Get with the Program - (The Wayward)

“... I’m just saying this is not where I thought I would be.” Hannah explained to Devin. “Granted it’s NOT like you plan for … this.” The blonde said serving plate to a table of … sigh … rough around the edges Hunters. Literally no different from the broody ones in the corner or the one hitting on every waitress walking by. In Hannahs’s eyes, they all were all at cookie-cutter as you could get. All denim and leather with laptops and old books, all with so many chips on their shoulders she could woodwork a table from the scrap. All with so much drama and baggage the would be banned from the airlines.

I bet they all listen to the same music too. There was so much badass Hannah was going o need a bubble bath and a Ryan Reynolds Rom-Com to equalize!

“I just though … after all that hard work … I feel like I’m restarting life.” Hannah sighed. “I had PLAN.”

Devin nodded, raising an eyebrow. “This really wasn’t in my grand scheme of things either,” she replied.
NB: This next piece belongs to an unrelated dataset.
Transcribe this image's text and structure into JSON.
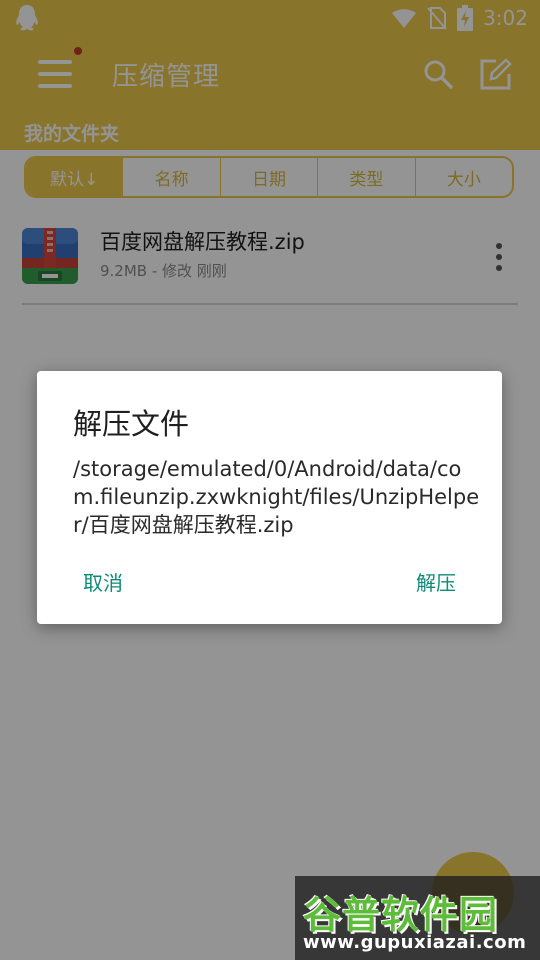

One of her patrons stopped by the bar to hand over a Hamilton by way of tip, which the tattooed blonde happily accepted into her back pocket. “It is restarting,” She told her counterpart. “But restarting isn’t all bad. What we learned so far? I mean, you won’t find that in any college. They say you have amazing abilities, H. And this is coming from people who have incredible abilities.”

“I’ve learned that low C is a bitch of note, there are way more types of vampires I thought possible and I really should not have been surprised by that, that the tooth fairy is real but not a fairy nor does it leave money under your pillow and that Santa Claus is still not real.” Hannah laughed.
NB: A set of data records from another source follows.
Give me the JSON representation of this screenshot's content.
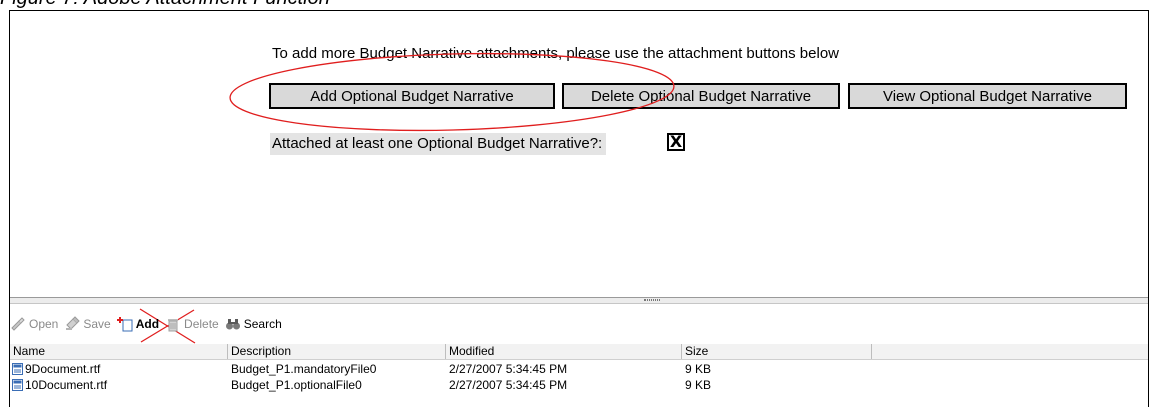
{
  "figure_caption": "Figure 7: Adobe Attachment Function",
  "form": {
    "instruction": "To add more Budget Narrative attachments, please use the attachment buttons below",
    "buttons": {
      "add": "Add Optional Budget Narrative",
      "delete": "Delete Optional Budget Narrative",
      "view": "View Optional Budget Narrative"
    },
    "attached_label": "Attached at least one Optional Budget Narrative?:",
    "attached_checked_mark": "X"
  },
  "annotation_color": "#e01e1e",
  "toolbar": {
    "open": "Open",
    "save": "Save",
    "add": "Add",
    "delete": "Delete",
    "search": "Search"
  },
  "table": {
    "columns": [
      "Name",
      "Description",
      "Modified",
      "Size"
    ],
    "rows": [
      {
        "name": "9Document.rtf",
        "description": "Budget_P1.mandatoryFile0",
        "modified": "2/27/2007 5:34:45 PM",
        "size": "9 KB"
      },
      {
        "name": "10Document.rtf",
        "description": "Budget_P1.optionalFile0",
        "modified": "2/27/2007 5:34:45 PM",
        "size": "9 KB"
      }
    ]
  }
}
“Well, there is that lore about the Anti-Claus… Devin said, shaking her head, but come on -- Didn’t you go to MIT to learn new things, and aren’t you doing that here -- for free? Plus…” She said, accepting another tip, “If you show a little skin? You’ll make way more in gratuities.”
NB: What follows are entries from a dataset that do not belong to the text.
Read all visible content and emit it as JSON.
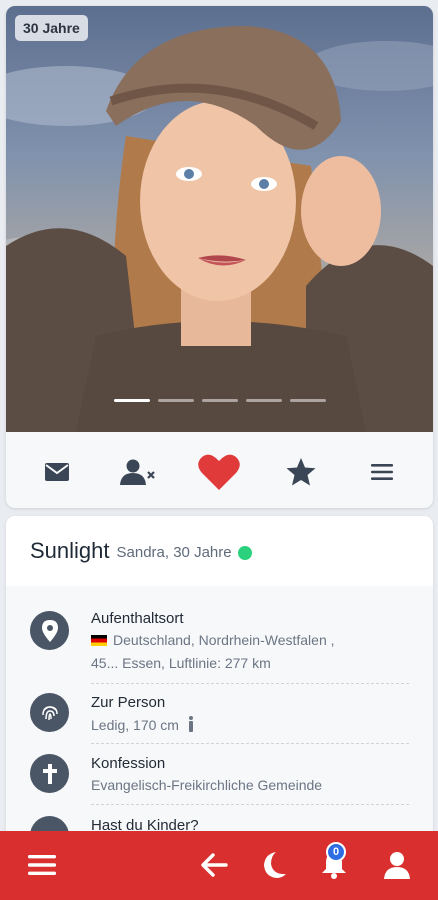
{
  "profile": {
    "age_badge": "30 Jahre",
    "photo_count": 5,
    "photo_active_index": 0,
    "username": "Sunlight",
    "subtitle": "Sandra, 30 Jahre",
    "online": true
  },
  "actions": [
    {
      "name": "message-button",
      "icon": "envelope-icon"
    },
    {
      "name": "block-user-button",
      "icon": "user-x-icon"
    },
    {
      "name": "like-button",
      "icon": "heart-icon"
    },
    {
      "name": "favorite-button",
      "icon": "star-icon"
    },
    {
      "name": "more-menu-button",
      "icon": "hamburger-icon"
    }
  ],
  "details": [
    {
      "label": "Aufenthaltsort",
      "line1": "Deutschland, Nordrhein-Westfalen ,",
      "line2": "45... Essen,  Luftlinie: 277 km",
      "icon": "map-pin-icon"
    },
    {
      "label": "Zur Person",
      "value": "Ledig, 170 cm",
      "icon": "fingerprint-icon"
    },
    {
      "label": "Konfession",
      "value": "Evangelisch-Freikirchliche Gemeinde",
      "icon": "cross-icon"
    },
    {
      "label": "Hast du Kinder?",
      "icon": "children-icon"
    }
  ],
  "bottom_nav": {
    "notification_count": "0"
  },
  "colors": {
    "accent_red": "#d9302f",
    "heart_red": "#e03a3a",
    "online_green": "#2bd17c",
    "badge_blue": "#2f6de5",
    "icon_dark": "#3a4656"
  }
}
“Krampus. Coca-Cola makes up Santa Claus but he’s not real, Europeans make Krampus but HE gets to be real. So unfair. Nothing is for FREE Devin … but fine I concede to your point.” Hannah admitted. She looked at her clothing and back at Devin. “What wrong with what I’m wearing?”

“Nothing if you’re going to a pie baking contest in Nebraska.” Devin replied. “You can borrow from my closet until we can go shopping.”

Hannah took stock of the other waitress. One girl's tits were perked up so high there were at threat of spilling out and attacking. Another girl's pants were so tight they might as well be painted on, though that HAD to be bad for her circulation. The one waitress might as well be dressing in a thong and napkin!

Hannah had to admit … she looked like she was ready to muck some stables. “I am so out of my element.”